Markets rallied for the week, supported by strong corporate earnings and positive economic data, with the S&P 500 and Nasdaq extending their winning streak to six consecutive weeks and finishing at record highs. Global equities, as measured by the MSCI ACWI, advanced about 2.4%, while domestic large-cap stocks, represented by the S&P 500, gained just over 2.3%. The technology-heavy Nasdaq and emerging markets were the standout performers, rising 4.5% and just under 7%, respectively.

Earnings Momentum Builds

As the first-quarter earnings season nears completion, results have come in notably strong, with 89% of S&P 500 companies reporting and 84% exceeding earnings expectations, well above the five-year average. The blended earnings growth rate is tracking near 28%, potentially marking the strongest growth since 2021, with 10 of 11 sectors posting positive year-over-year gains and seven in double digits. Technology has been a clear leader, driven by a powerful AI investment cycle, which has helped fuel a sharp rally in semiconductors, with the Philadelphia Semiconductor Index rising more than 10% last week and approximately 65% year to date.
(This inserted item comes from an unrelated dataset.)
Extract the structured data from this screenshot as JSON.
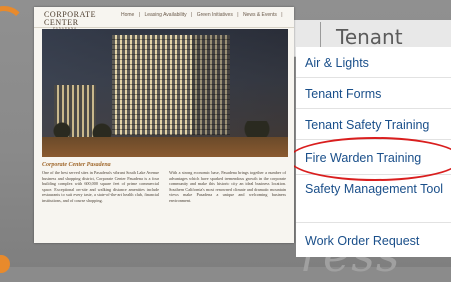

Spending Beats Expectations

Labor market data remained broadly resilient but mixed, as initial jobless claims rose modestly to 200,000, below expectations, while continuing claims declined to 1.77 million, the lowest level since 2024. Nonfarm payrolls increased by 115,000 in April, beating forecasts and marking the second consecutive month of gains, with upward revisions to March reinforcing the strongest two-month hiring period since 2024, while the unemployment rate held at 4.3%. However, labor force participation declined to its lowest level since October 2021, layoffs rose month over month but remained lower year over year, particularly in technology, and productivity growth slowed to a 0.8% annualized pace in the first quarter, pointing to a gradually cooling but still stable labor backdrop.

Consumer Sentiment Falls

Consumer sentiment weakened sharply, as the University of Michigan’s index fell to 48.2 in early May, its lowest level on record, with survey responses highlighting concerns around higher gasoline prices and tariffs as key drivers of the decline.

Looking Ahead

Looking ahead, A closely watched Consumer Price Index report due Tuesday will provide insight into whether recent inflation pressures carried into April, following a March reading that showed annual inflation accelerating to 3.3% from 2.4%, driven in part by a 12.5% year-over-year increase in energy prices.

Markets Rise as S&P 500 and Nasdaq Extend Winning Streak to Six Weeks

As Always

I’d like to leave you with the final line we’ve used since we started these commentaries back at the very height of market volatility in March 2020. Always remember that we create financial/investment plans not for the easy times, but to prepare for the tough ones.